- Born: Andrew Harrison Marcus 1967 (age 57–58)
- Occupation: Physical chemist
- Awards: American Physical Society Fellow, 2014

Academic background
- Education: B.A., 1987, University of California, San Diego Ph.D., 1994, Stanford University
- Thesis: Probing the structure of bulk polymers and alloys using electronic excitation transport
- Doctoral advisor: Michael D. Fayer

= Andrew H. Marcus =

American physical chemist

Andrew H. Marcus (born 1967) is a physical chemist whose multidisciplinary research on the faculty at the University of Oregon explores macromolecular dynamics in biological environments.

== Early life and education ==
In 1987, Marcus received a B.A. from the University of California, San Diego. He earned a Ph.D. in physical chemistry at Stanford University in 1994 with advisor Michael D. Fayer. His dissertation was titled, Probing the structure of bulk polymers and alloys using electronic excitation transport. His postdoctoral work at the University of Chicago, James Franck Institute, was advised by Stuart A. Rice.

== Career ==
Marcus held a postdoctoral research position at the University of Chicago before joining the department of chemistry and biochemistry faculty at the University of Oregon in 1996.

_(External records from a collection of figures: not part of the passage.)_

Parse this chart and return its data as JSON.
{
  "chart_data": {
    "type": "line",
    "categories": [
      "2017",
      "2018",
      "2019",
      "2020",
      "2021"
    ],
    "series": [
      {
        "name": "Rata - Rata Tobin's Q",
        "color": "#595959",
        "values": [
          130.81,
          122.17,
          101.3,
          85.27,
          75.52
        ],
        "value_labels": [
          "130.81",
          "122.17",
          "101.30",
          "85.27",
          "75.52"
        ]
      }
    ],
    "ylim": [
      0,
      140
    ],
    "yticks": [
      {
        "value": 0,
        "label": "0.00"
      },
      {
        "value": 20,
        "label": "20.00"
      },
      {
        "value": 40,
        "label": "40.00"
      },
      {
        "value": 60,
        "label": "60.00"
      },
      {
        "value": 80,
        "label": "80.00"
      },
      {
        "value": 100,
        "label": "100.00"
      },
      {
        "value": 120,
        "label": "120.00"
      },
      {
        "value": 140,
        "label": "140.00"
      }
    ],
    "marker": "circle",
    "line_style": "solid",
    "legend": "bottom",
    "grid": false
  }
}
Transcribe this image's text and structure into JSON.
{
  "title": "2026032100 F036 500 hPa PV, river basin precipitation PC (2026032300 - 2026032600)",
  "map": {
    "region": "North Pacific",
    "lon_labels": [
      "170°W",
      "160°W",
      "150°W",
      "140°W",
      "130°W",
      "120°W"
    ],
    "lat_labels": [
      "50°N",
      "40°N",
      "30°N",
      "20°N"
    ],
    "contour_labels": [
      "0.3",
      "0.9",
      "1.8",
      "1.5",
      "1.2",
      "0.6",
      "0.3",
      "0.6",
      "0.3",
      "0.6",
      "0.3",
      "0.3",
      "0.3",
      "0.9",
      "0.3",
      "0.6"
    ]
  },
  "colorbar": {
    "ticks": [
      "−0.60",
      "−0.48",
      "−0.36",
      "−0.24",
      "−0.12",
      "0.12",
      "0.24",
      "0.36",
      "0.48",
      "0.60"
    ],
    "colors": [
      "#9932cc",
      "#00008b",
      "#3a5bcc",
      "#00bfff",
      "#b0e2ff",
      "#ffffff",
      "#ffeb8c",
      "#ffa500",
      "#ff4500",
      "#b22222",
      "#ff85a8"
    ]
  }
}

His research interests are interdisciplinary among the Departments of Chemistry and Biochemistry, Physics, and the Oregon Center for Optical Molecular & Quantum Science. His group examines "the structure and dynamics of macromolecules in biological environments", and he collaborates with faculty in Chemistry and Physics departments, "studying the ultrafast dynamics of excited electronic-vibrational states in coupled molecular networks, which are structurally ordered in DNA".

== Selected publications ==
- Tekavec, Patrick F. (2007). "Fluorescence-detected two-dimensional electronic coherence spectroscopy by acousto-optic phase modulation"
- Karki, Khadga J. (2014). "Coherent two-dimensional photocurrent spectroscopy in a PbS quantum dot photocell"
- Tekavec, Patrick F. (2006). "Wave packet interferometry and quantum state reconstruction by acousto-optic phase modulation"
- Lott, Geoffrey A. (2011). "Conformation of self-assembled porphyrin dimers in liposome vesicles by phase-modulation 2D fluorescence spectroscopy"
- Raymer, M. G. (2013). "Entangled Photon-Pair Two-Dimensional Fluorescence Spectroscopy (EPP-2DFS)"
- von Hippel, Peter H. (2013). "50 years of DNA 'Breathing': Reflections on old and new approaches [For special issue of biopolymers on 50 years of nucleic acids research]"

== Awards, honors ==

- 1997 Research Corporation Innovation Award
- 1999 NSF CAREER Award
- 2001 Innovative Polymer Research Lecturer, National Institutes of Standards and Technology
- 2014 University of Wisconsin John L. Schrag Memorial Lectureship
- 2014 Fund for Faculty Excellence Award
- 2014 Interdisciplinary Research Award, UO Office of Research, Innovation and Graduate Education
- 2014 Elected Fellow of American Physical Society. Citation: For his contribution to the development of linear and nonlinear fluorescence correlation spectroscopies, and their application to the study of the structure and dynamics of biochemical systems.